My Dad's a Pilot Light.

Yesterday morning, when I got in the shower, the water was cool. Not icy-cold. But definitely not warm enough. I just figured that my roommates had been all showering or running the washer or something and I didn't give it a second thought.

After work, Jaime asked me if I'd had warm water all day. I checked and, sure enough, we only had icy-death-finger-cold water. Dang.

We squeeze into the tiny crawl area that houses the water heater between the washer/dryer and the furnace, get down on the grimy floor and pop open the door that covers the window to the pilot light. It was dark. The dreadful dark of disappointed dreams. (Apparently we were dreaming of not having to relight the pilot.) I called the landlord. He's in Hawaii and could we possibly relight it ourselves?

Sure, no prob. Except I have no idea how to do it. Despite his reassurances that it's "super easy!," we are unnerved by the large red and yellow warning signs that explain that "failure to follow these directions exactly could result in damage to property, personal injury or loss of life."

So I (the bravest one, really) get down there, read the directions twice, ask Alisca to call my mom if I explode, turn the gas to "lighting setting," flip the control to "pilot," and click the lighter.

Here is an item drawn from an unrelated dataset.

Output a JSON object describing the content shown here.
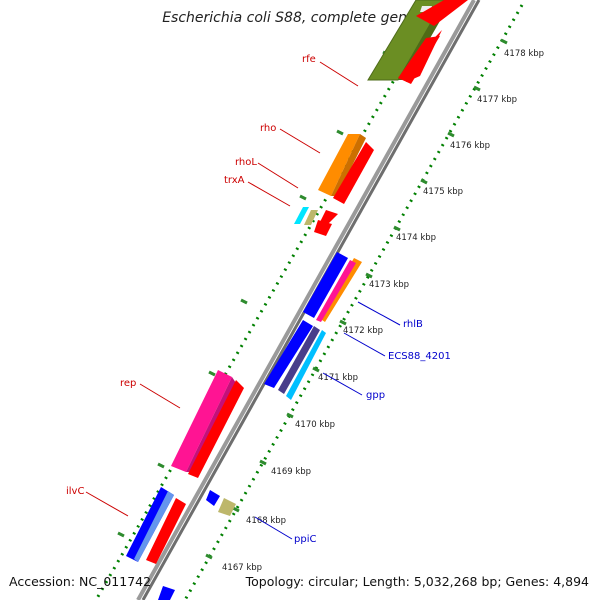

Nothing. What? I click again. And again. Nothing. Not even a spark. I click the thing 8 times. Uhg! It won't light! On the directions it says if the pilot doesn't light, wait 5 minutes for the gas to disperse ("disperse where?" we ask) and try again. We did this little routine over and over. Try it, wait 5 minutes, try again. All three of us tried it. We saw some sparkage but no flame.

Lily came home with her boyfriend. We tell him what's going on. This is what he says: "Oh no. Did you get it yet?" and walks out. WHAT? We are GIRLS! This is a boy job! He didn't even offer to help. Alisca suspects that he was busy trying to figure out what a pilot was doing in our laundry room. "Pilots fly planes! Where's his plane? I don't see a plane." I suspect that he was busy spraying on more Axe Deodorant Spray.

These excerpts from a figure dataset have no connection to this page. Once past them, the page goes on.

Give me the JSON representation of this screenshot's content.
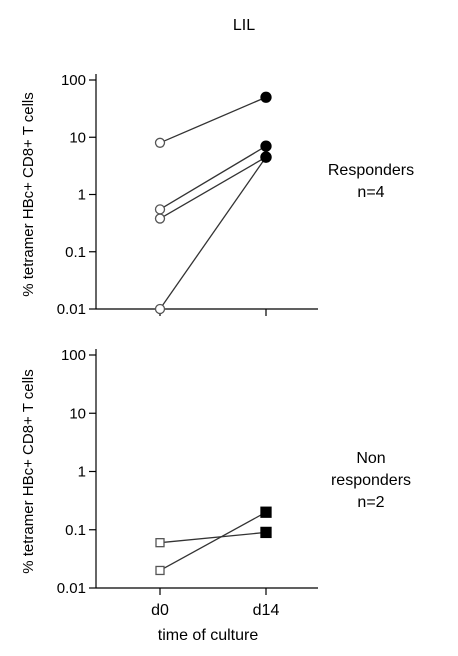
{
  "figure": {
    "title": "LIL",
    "xlabel": "time of culture"
  },
  "chart_data": [
    {
      "type": "line",
      "panel": "top",
      "ylabel": "% tetramer HBc+ CD8+ T cells",
      "yscale": "log",
      "ylim": [
        0.01,
        100
      ],
      "yticks": [
        0.01,
        0.1,
        1,
        10,
        100
      ],
      "ytick_labels": [
        "0.01",
        "0.1",
        "1",
        "10",
        "100"
      ],
      "categories": [
        "d0",
        "d14"
      ],
      "group_label": [
        "Responders",
        "n=4"
      ],
      "marker_start": "open-circle",
      "marker_end": "filled-circle",
      "series": [
        {
          "values": [
            8,
            50
          ]
        },
        {
          "values": [
            0.55,
            7
          ]
        },
        {
          "values": [
            0.38,
            4.5
          ]
        },
        {
          "values": [
            0.01,
            4.5
          ]
        }
      ]
    },
    {
      "type": "line",
      "panel": "bottom",
      "ylabel": "% tetramer HBc+ CD8+ T cells",
      "yscale": "log",
      "ylim": [
        0.01,
        100
      ],
      "yticks": [
        0.01,
        0.1,
        1,
        10,
        100
      ],
      "ytick_labels": [
        "0.01",
        "0.1",
        "1",
        "10",
        "100"
      ],
      "categories": [
        "d0",
        "d14"
      ],
      "xtick_labels": [
        "d0",
        "d14"
      ],
      "group_label": [
        "Non",
        "responders",
        "n=2"
      ],
      "marker_start": "open-square",
      "marker_end": "filled-square",
      "series": [
        {
          "values": [
            0.06,
            0.09
          ]
        },
        {
          "values": [
            0.02,
            0.2
          ]
        }
      ]
    }
  ]
}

Well, we can't get it to light. No problem. I'll just call one of my guy friends to stop by and try. So I start flipping through my cell's contact list. Call a few guys. No one's picking up. Weird. My roommate points out that perhaps they are out on dates owning to the fact that it's 9:30pm on Valentine's Day and isn't it an eensy-bit embarrassing to be calling every guy I know the night of Valentine's Day and not even leave a message? Oh, right. Well now I'm mortified. OK.

We start to get a little silly (perhaps it was the dispersing gases?). I know Alisca got some priceless pictures of me crouched next to the water heater, gasping with laughter.

We gave up around midnight and went to bed. This morning I steeled myself up for another cold shower but when the time came for it, I just couldn't do it. It's too cold and I am a wimp. So I turned back time to the 18th century instead. I boiled a pan of water, mixed it with some cool water and had a bath. I felt so rustic.

Jaime called me at work about an hour ago to let me know that the owner had sent over a plumber who turned on the pilot light on the first try. Well, that's embarrassing. Even following the directions carefully, we couldn't get the results that Andy the Plumber did. Apparently, you have to "pump" the gas feed as you click.

So if your pilot light goes out and you want someone to mess with it for 3 hours without making any progress, you know who to call.